Cari disini

Kamis, 05 Maret 2015

Mr. Latuharhary, Mengenang Tokoh Hukum dari Saparua




Orang Jakarta lebih mengenal kawasan sekitar Jalan Latuharhary sebagai lokasi mangkal kaum waria pada malam hari, dan tempat penjualan anak-anak anjing berkelas.

Memanjang dari ujung Jalan Kendal hingga ke ujung Jalan Sukabumi, di kawasan elit Menteng Jakarta Pusat, Jalan Latuharhary merupakan salah satu jalan yang banyak dilewati penikmat kehidupan malam. Maklum, kawasan Latuharhary dan sekitarnya yang dikenal sebagai Taman Lawang adalah tempat mejeng pria transeksual alias waria. Dari Jalan Blora menuju Latuharhary, penjaja seks komersial juga sering terlihat pada malam hari.

Sebelum dilakukan pembersihan untuk proyek Banjir Kanal Barat Sungai Ciliwung, kita juga bisa menemukan geliat kehidupan malam di pinggir rel kereta api jurusan Manggarai-Tanah Abang. Kalau siang hari, kita sering melihat penjual berbagai jenis anak anjing berkelas seperti dalmatians, rotweiller, dan siberian husky. Kehidupan malam di seputar Latuharhary bisa jadi tak terpisahkan dari sejarah prostitusi di kawasan Halimun. Halimun hanya berbatasan Kali Ciliwung dan Jalan Sultan Agung dengan Jalan Latuharhary. Pada dekade 1960-an, Halimun dikenal sebagai kawasan prostitusi terbesar di Jakarta.

Nama Latuharhary sebenarnya tidak hanya diabadikan untuk jalan. Dulu, pada masa Ali Sadikin menjadi Menko Maritim, kita memiliki kapal Johannes Latuharhary yang berhasil keliling dunia selama empat bulan. Kini, orang lebih mengenal nama Latuharhary sebagai nama jalan di Jakarta.

Jalan Latuharhary terletak tidak jauh dari rumah dinas Wakil Presiden. Di jalan ini berdiri kantor Komnas HAM dan Komnas Perempuan. Sebelum pindah ke Latuharhary pada November 1996, kantor Komnas HAM terletak di Jalan Pemuda, Jakarta Timur.

Lalu, pernahkah Anda mencari tahu siapa Mr Latuharhary yang namanya diabadikan pada jalan tersebut? Seorang komisioner di salah satu Komisi tadi tanpa malu-malu mengaku tidak tahu jawabannya.
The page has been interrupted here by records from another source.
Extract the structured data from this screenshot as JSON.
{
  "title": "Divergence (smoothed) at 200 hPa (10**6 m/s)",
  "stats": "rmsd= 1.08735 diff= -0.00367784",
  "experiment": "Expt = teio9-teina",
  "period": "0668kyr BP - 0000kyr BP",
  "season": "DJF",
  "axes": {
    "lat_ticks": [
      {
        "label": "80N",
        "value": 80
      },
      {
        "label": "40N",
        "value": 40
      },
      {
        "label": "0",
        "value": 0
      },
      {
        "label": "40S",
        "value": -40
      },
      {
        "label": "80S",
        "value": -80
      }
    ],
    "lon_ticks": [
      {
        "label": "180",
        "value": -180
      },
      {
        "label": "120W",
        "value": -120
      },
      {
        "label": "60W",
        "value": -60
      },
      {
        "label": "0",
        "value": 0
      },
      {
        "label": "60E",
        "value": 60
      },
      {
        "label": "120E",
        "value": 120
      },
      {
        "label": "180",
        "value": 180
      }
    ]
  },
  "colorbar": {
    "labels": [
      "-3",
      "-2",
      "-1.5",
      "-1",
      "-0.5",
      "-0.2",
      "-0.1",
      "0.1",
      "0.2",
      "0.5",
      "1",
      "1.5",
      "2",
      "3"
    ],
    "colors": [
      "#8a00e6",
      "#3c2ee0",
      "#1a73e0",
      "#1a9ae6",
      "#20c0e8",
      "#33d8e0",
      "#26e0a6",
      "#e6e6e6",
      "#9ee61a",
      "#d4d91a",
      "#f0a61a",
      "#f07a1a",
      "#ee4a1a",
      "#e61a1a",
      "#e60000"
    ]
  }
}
Ia hanya bisa menebak. Dari gelarnya sih pasti orang hukum, jawab sang komisioner. Ia menunjuk papan nama jalan yang menyebut Latuharhary, SH.

Jawaban senada datang dari komisioner Komnas HAM, M. Ridha Saleh. Saya tidak terlalu begitu mendalam soal Latuharhary, ujarnya. Ridha Saleh hanya tahu bahwa Latuharhary adalah seorang tokoh bangsa pada masa perjuangan yang berperan dalam bidang hukum dan politik.

Lalu, siapakah sebenarnya Latuharhary? Apa kiprahnya di dunia hukum sehingga namanya diabadikan sebagai nama jalan? Pertanyaan itu memutar kembali memori Ketua Komisi Hukum Nasional (KHN) Prof. J.E. Sahetapy. Pada September 1995 silam, Prof. Sahetapy didaulat untuk memberikan memorial lecture untuk memperingati dua tokoh nasional asal Tanah Saparua, yakni dokter J. Leimena dan Mr. J. Latuharhary.

Dijelaskan Sahetapy, Latuharhary adalah satu dari sedikit tokoh asal Maluku yang bergelut di bidang hukum. Pada umumnya, tokoh asal Ambon mengambil bidang kedokteran atau sekolah pendeta. Hal berbeda ditunjukkan oleh Latuharhary. Sebagai orang berlatar belakang hukum, ia banyak terlibat dalam dalam penyusunan konsep dasar negara menjelang kemerdekaan. Bahkan seingat Sahetapy, Latuharhary termasuk tokoh penting yang mendatangi Hatta untuk menolak berlakunya piagam Jakarta. Latuharhary mengancam jika piagam Jakarta diberlakukan, Maluku dan wilayah Indonesia bagian Timur akan menarik diri dari Negara Kesatuan Republik Indonesia.

Lulusan Leiden
Nama lengkapnya Johannes Latuharhary. Lahir di Saparua 6 Juli 1900, Johannes Latuharhary adalah lulusan Fakultas Hukum Universitas Leiden, Belanda. Ia memperoleh gelar Mesteer in de Rechten pada usia 27 tahun. Pada masa itu memang cukup banyak mahasiswa asal Indonesia yang kuliah hukum di Belanda. Para alumnus Belanda ini punya peran penting menggalang semangat persatuan menjelang kemerdekaan.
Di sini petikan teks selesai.